Polaris Industries has wobbled from the twin headwinds of recalls and overall industry weakness, but it has not broken. Its stock has lost almost half its value from the peak it reached in 2014, but with a proven ability to produce strong free cash flow, coupled with a dividend that yields 2.7% and which it has consistently paid for more than two decades, the powersports vehicle maker is a good bet for a comeback.
Why Textron is better
An industrial conglomerate, Textron operates a global network of aircraft, defense, industrial, and finance businesses that generated more than $13.8 billion in revenue last year. Aviation, at almost $5 billion, is the largest segment, but including its Bell division, which is primarily involved in the military's V-22 Osprey tiltrotor aircraft and H-1 helicopter program, it's another $3.2 billion in revenue, or almost 60% of the total.
Image source: Boeing.
Textron says a quarter of its revenue comes from military spending, and it got a bit of a boost in April when President Donald Trump announced he was pushing for the sale to Slovakia of nine Bell 429 light utility helicopters, which would result in a $150 million windfall for the defense contractor.

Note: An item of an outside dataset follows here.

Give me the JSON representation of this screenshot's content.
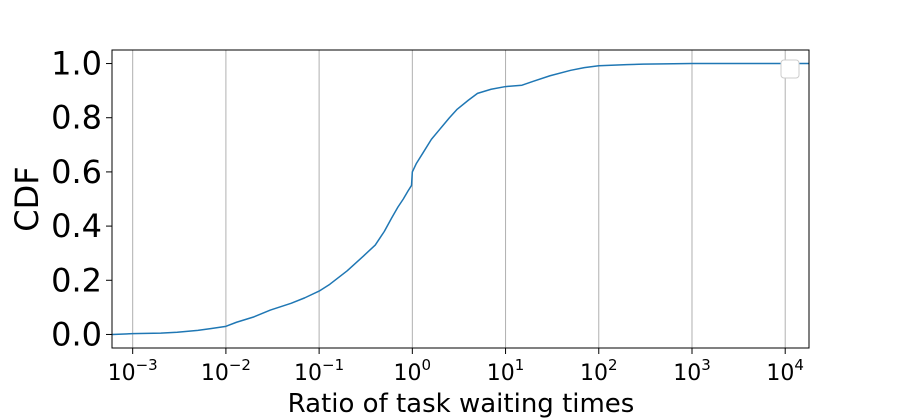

Expect to see more such contract wins for Textron from the current administration, which has vowed to bolster military spending. Look for it to also benefit from commercial aviation sales as well, especially in China, which has promised to invest heavily in the industry with plans to build out as many as 500 regional airports by 2020.
Aside from its military pedigree, Textron recently became even more of a direct competitor to Polaris following the acquisition of Arctic Cat, a major manufacturer of snowmobiles, ATVs, and side-by-sides. Italready had a presence in the industry with its billion-dollar specialized vehiclebusiness, which includes well-known brands such as Cushman, E-Z-GO, and Jacobsen, which compete against Polaris' GEM, Goupil, Aixam, and Taylor-Dunn.
The addition of Arctic Cat, however, gives it a bigger wedge in the recreational UTV market dominated by the RZR, as its Wildcat side-by-side enjoyed significant sales traction when introduced and the company has amped up the power and utility of new and different models since.
Image source: Arctic Cat.
Shares of Textron have gained 25% over the past year, though most of the appreciation occurred following Trump's election and the obvious boon to defense spending it would entail. While Textron offers a solid business to buy into, it pays a negligible $0.02 quarterly dividend that yields virtually nothing.
The better buy
Despite Polaris Industries' current troubles, it is the better investment. Where it holds a leadership position in its industry, Textron competes in a very volatile market that suffers from the vagaries of political whim and also puts it up against defense contractor giants. And the V-22 Osprey program has been beset by controversy for much of the two decades it's been built.
Polaris stock also is more attractive, having been beaten back because of its manufacturing issues. While that is a hurdle and risk it needs to surmount, it's quite capable of doing so, and when that happens, the discount its shares offer provides the opportunity for greater gains, not to mention the healthy dividend it pays. In short, Polaris Industries is a better buy than Textron.